DNA Methylation Profiling of Blood Monocytes in Patients With Obesity Hypoventilation Syndrome: Effect of Positive Airway Pressure Treatment

Background OSA is a highly prevalent condition that is associated with a wide range of long-term morbidities including metabolic, cardiovascular, and cognitive alterations, possibly via activation of systemic inflammatory and oxidative stress pathways. Implementation of positive airway pressure (PAP) is the first-line treatment for OSA, as well as for obesity hypoventilation syndrome (OHS), its most severe phenotype. However, the molecular and cellular mechanisms underlying OHS-induced morbidities and their response to PAP treatment remain unclear, and could be mediated, in part, by OSA-induced epigenetic changes. Methods Blood was collected before starting PAP treatment (PRE group), as well as 6 weeks after PAP treatment (POST group) in 15 adult patients with OHS. DNA methylation profiles were studied by methylated DNA immunoprecipitation coupled to microarrays (MeDIP-chip) in six representative patients and further verified in a cohort of 15 patients by MeDIP-quantitative PCR. Results We identified 1,847 regions showing significant differential DNA methylation ( P 4) between the groups. Analysis of biochemical pathways and gene networks demonstrated that differentially methylated regions were associated with immune responses, and particularly with mechanisms governing gene regulation by peroxisome proliferation-activated receptors (PPARs).
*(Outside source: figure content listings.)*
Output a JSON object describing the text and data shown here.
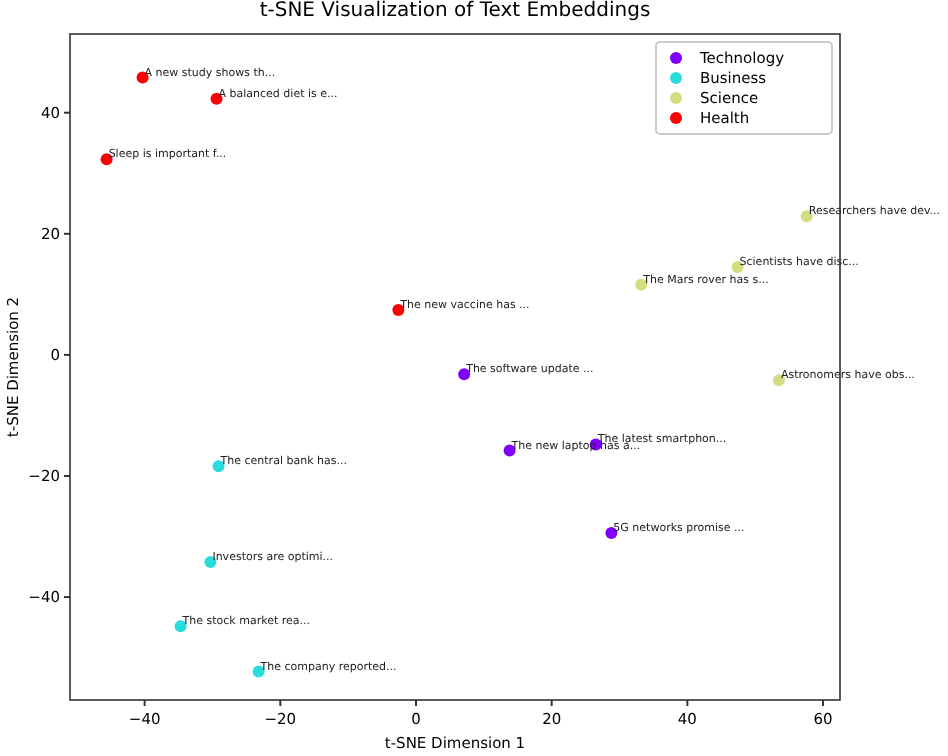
{
  "chart_data": {
    "type": "scatter",
    "title": "t-SNE Visualization of Text Embeddings",
    "xlabel": "t-SNE Dimension 1",
    "ylabel": "t-SNE Dimension 2",
    "xlim": [
      -51,
      62.5
    ],
    "ylim": [
      -57,
      53
    ],
    "xticks": [
      -40,
      -20,
      0,
      20,
      40,
      60
    ],
    "yticks": [
      -40,
      -20,
      0,
      20,
      40
    ],
    "grid": false,
    "legend": "top right",
    "marker": "circle",
    "series": [
      {
        "name": "Technology",
        "color": "#8000ff",
        "x": [
          7.1,
          13.8,
          26.5,
          28.8
        ],
        "values": [
          -3.2,
          -15.8,
          -14.8,
          -29.4
        ]
      },
      {
        "name": "Business",
        "color": "#2adddd",
        "x": [
          -29.1,
          -30.3,
          -34.7,
          -23.2
        ],
        "values": [
          -18.4,
          -34.2,
          -44.8,
          -52.3
        ]
      },
      {
        "name": "Science",
        "color": "#d4dd80",
        "x": [
          57.6,
          47.4,
          33.2,
          53.5
        ],
        "values": [
          22.9,
          14.5,
          11.6,
          -4.2
        ]
      },
      {
        "name": "Health",
        "color": "#ff0000",
        "x": [
          -40.3,
          -29.4,
          -45.6,
          -2.6
        ],
        "values": [
          45.8,
          42.3,
          32.3,
          7.4
        ]
      }
    ],
    "annotations": [
      {
        "text": "The software update ...",
        "x": 7.1,
        "y": -3.2
      },
      {
        "text": "The new laptop has a...",
        "x": 13.8,
        "y": -15.8
      },
      {
        "text": "The latest smartphon...",
        "x": 26.5,
        "y": -14.8
      },
      {
        "text": "5G networks promise ...",
        "x": 28.8,
        "y": -29.4
      },
      {
        "text": "The central bank has...",
        "x": -29.1,
        "y": -18.4
      },
      {
        "text": "Investors are optimi...",
        "x": -30.3,
        "y": -34.2
      },
      {
        "text": "The stock market rea...",
        "x": -34.7,
        "y": -44.8
      },
      {
        "text": "The company reported...",
        "x": -23.2,
        "y": -52.3
      },
      {
        "text": "Researchers have dev...",
        "x": 57.6,
        "y": 22.9
      },
      {
        "text": "Scientists have disc...",
        "x": 47.4,
        "y": 14.5
      },
      {
        "text": "The Mars rover has s...",
        "x": 33.2,
        "y": 11.6
      },
      {
        "text": "Astronomers have obs...",
        "x": 53.5,
        "y": -4.2
      },
      {
        "text": "A new study shows th...",
        "x": -40.3,
        "y": 45.8
      },
      {
        "text": "A balanced diet is e...",
        "x": -29.4,
        "y": 42.3
      },
      {
        "text": "Sleep is important f...",
        "x": -45.6,
        "y": 32.3
      },
      {
        "text": "The new vaccine has ...",
        "x": -2.6,
        "y": 7.4
      }
    ]
  }
}
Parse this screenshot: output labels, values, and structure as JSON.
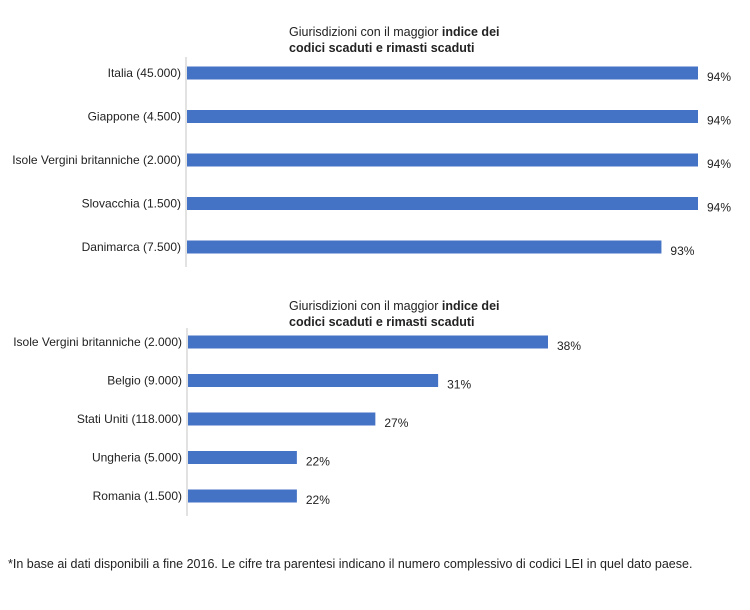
{
  "colors": {
    "bar": "#4472C4",
    "axis": "#D9D9D9",
    "text": "#222222"
  },
  "chart_data": [
    {
      "type": "bar",
      "orientation": "horizontal",
      "title_plain": "Giurisdizioni con il maggior ",
      "title_bold_1": "indice dei",
      "title_bold_2": "codici scaduti e rimasti scaduti",
      "categories": [
        "Italia (45.000)",
        "Giappone (4.500)",
        "Isole Vergini britanniche (2.000)",
        "Slovacchia (1.500)",
        "Danimarca (7.500)"
      ],
      "values": [
        94,
        94,
        94,
        94,
        93
      ],
      "data_labels": [
        "94%",
        "94%",
        "94%",
        "94%",
        "93%"
      ],
      "xlim": [
        80,
        94
      ],
      "xlabel": "",
      "ylabel": "",
      "grid": false,
      "legend": "none"
    },
    {
      "type": "bar",
      "orientation": "horizontal",
      "title_plain": "Giurisdizioni con il maggior ",
      "title_bold_1": "indice dei",
      "title_bold_2": "codici scaduti e rimasti scaduti",
      "categories": [
        "Isole Vergini britanniche (2.000)",
        "Belgio (9.000)",
        "Stati Uniti (118.000)",
        "Ungheria (5.000)",
        "Romania (1.500)"
      ],
      "values": [
        38,
        31,
        27,
        22,
        22
      ],
      "data_labels": [
        "38%",
        "31%",
        "27%",
        "22%",
        "22%"
      ],
      "xlim": [
        15,
        38
      ],
      "xlabel": "",
      "ylabel": "",
      "grid": false,
      "legend": "none"
    }
  ],
  "footnote": "*In base ai dati disponibili a fine 2016. Le cifre tra parentesi indicano il numero complessivo di codici LEI in quel dato paese."
}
Single-locus quantitative PCR analysis revealed that DNA methylation was increased at the PPAR-responsive elements (PPAREs) of eight genes in the post-treatment samples (PRE/POST fold changes: ABCA1 , 3.11; ABCG1 , 1.72; CD36 , 5.04; FABP4 , 2.49; HMOX , 2.74; NOS2 , 7.78; PEPCK , 9.27; and ADIPOQ , 1.73), suggesting that PAP treatment leads to an increase in DNA methylation at PPAREs, possibly affecting the binding of the PPAR-γ complex and downstream gene expression. Conclusions Our work provides initial evidence of epigenetic regulation particularly involving metabolic pathways in patients with OHS who are responsive to PAP treatment.